Really crazy thought: Maybe Hurley's luck in LOST2 has already landed him benevolent membership w the Others?

Yeah, Miles Straume. I thought it was Strohm at first, but I was wrong. So, I'm thinking a cross-out does not necessarily mean death, altho I want it to, to confirm my thoughts on Claire. If we can trust the marks on the cave wall, we can only say that a cross-out certainly means disqualification. Longshot interpretation: Maybe Miles's ability makes him "dead" somehow?

I remember thinking there might be more than one Monster early on in my viewing, but dismissed it. It's a very fun notion... Perhaps the Monster is an evolved/adult form of an infected person? Maybe Esau was the first person to be claimed on the Island, cursed with long life and a dour disposition?

I think that the Others, by virtue of being under Jacob's protection/influence were protected from the Monster, so Others and Esau could cohabitate at the Temple without conflict. The Monster would have his fun with unbaptized newcomers, tho.

This is why Dogen and the Others ash up when Hurley reveals that Jacob is dead. They've lost their Monster immunity.

The poison pill. Part of Dogen's prescription was the patient's consent or willingness to ingest the medicine. Seems like that mental/emotional factor would decide whether the poison would kill Sayid and/or fight the infection. The Others haven't just sliced Sayid up or gunned him down, so maybe an infected individual CAN'T be killed unless he willingly (but unwittingly?) participates in his demise?

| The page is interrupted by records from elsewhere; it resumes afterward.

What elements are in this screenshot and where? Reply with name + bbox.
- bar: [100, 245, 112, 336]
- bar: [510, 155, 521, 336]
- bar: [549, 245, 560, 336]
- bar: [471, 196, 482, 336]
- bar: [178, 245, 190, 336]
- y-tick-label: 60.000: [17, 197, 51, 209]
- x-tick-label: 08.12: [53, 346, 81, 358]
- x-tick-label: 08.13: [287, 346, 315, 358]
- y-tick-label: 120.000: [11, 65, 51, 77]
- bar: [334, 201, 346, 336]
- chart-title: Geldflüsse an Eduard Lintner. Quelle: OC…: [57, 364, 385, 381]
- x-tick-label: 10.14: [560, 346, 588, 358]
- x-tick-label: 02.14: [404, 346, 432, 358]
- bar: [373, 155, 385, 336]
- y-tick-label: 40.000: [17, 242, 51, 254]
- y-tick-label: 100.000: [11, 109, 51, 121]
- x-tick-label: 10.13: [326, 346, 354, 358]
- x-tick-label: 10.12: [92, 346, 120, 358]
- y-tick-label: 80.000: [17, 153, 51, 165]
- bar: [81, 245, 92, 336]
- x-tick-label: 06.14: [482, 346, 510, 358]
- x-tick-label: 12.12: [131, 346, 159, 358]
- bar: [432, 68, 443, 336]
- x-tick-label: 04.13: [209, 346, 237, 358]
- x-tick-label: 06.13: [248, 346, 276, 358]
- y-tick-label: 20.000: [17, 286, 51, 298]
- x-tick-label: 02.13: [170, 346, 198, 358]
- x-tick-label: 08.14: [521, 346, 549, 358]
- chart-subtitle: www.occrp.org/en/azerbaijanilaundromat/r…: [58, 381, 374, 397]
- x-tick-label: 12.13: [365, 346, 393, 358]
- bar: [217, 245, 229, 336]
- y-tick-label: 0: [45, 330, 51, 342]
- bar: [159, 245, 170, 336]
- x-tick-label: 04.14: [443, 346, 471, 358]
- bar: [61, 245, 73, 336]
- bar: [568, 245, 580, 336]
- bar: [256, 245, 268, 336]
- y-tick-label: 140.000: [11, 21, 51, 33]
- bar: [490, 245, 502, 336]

I did some rambling on the notion of being claimed in a previous post. I don't think it's a claim by Esau, but by Darkness, which, depending on the individual, might align the infected with Esau's plans.

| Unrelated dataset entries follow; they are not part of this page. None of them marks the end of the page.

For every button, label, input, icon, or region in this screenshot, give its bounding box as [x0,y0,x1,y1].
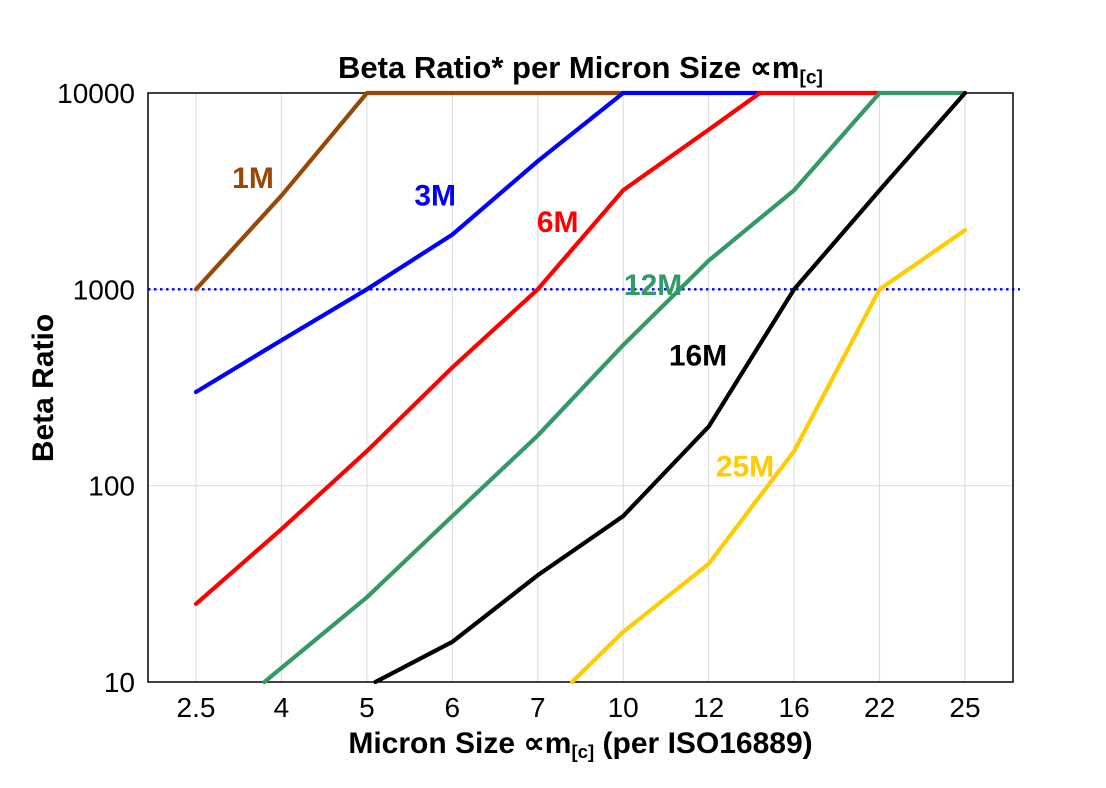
series-label-1M: 1M [232,162,274,195]
chart-title: Beta Ratio* per Micron Size ∝m[c] [148,50,1013,89]
x-tick-label: 4 [274,692,290,723]
series-line-6M [193,90,882,606]
chart-title-text: Beta Ratio* per Micron Size ∝m [338,50,800,85]
x-axis-title-suffix: (per ISO16889) [594,727,813,760]
y-tick-label: 100 [88,471,135,502]
x-tick-label: 5 [359,692,375,723]
x-tick-label: 6 [445,692,461,723]
x-axis-title-text: Micron Size ∝m [348,727,572,760]
x-tick-label: 12 [693,692,724,723]
chart-title-subscript: [c] [799,67,823,89]
y-tick-label: 1000 [73,274,135,305]
series-label-3M: 3M [414,180,456,213]
x-tick-label: 16 [779,692,810,723]
series-label-12M: 12M [624,269,682,302]
series-line-16M [373,90,968,685]
series-line-12M [262,90,968,685]
x-tick-label: 22 [864,692,895,723]
series-line-1M [193,90,626,292]
x-tick-label: 25 [949,692,980,723]
series-label-6M: 6M [537,206,579,239]
series-line-3M [193,90,762,395]
x-axis-title-subscript: [c] [571,741,595,763]
y-tick-label: 10 [104,667,135,698]
series-label-16M: 16M [669,340,727,373]
x-tick-label: 10 [608,692,639,723]
x-tick-label: 7 [530,692,546,723]
y-tick-label: 10000 [57,78,135,109]
x-axis-title: Micron Size ∝m[c] (per ISO16889) [148,726,1013,763]
series-label-25M: 25M [716,451,774,484]
series-line-25M [569,228,968,685]
x-tick-label: 2.5 [177,692,216,723]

The little kid, in appearance and manner, really did call to mind a young Jacob. Visible only by Esau and the candidates (those touched by Jacob?)?

I feel like his warning, restating the rule about not being able to kill him, is redundant-dumb if referring to Jacob, so I think he's reminding Esau that Sawyer, and probably all candidates, are off limits.

Altho, I wonder if leading a candidate to his death would be allowed, i.e. if Sawyer had fallen off one of those cliff face ladders?

Had a zany thought regarding LOST2's Locke's father. What if Widmore or Richard, settled in the outside world and aware of John's alternate destiny, went ahead and adopted him? =)

Does Richard age naturally off-Island?

Except for the Kateness of the second episode, and, y'know, the usual LOST frustrations, I'm very happy with what we've seen so far.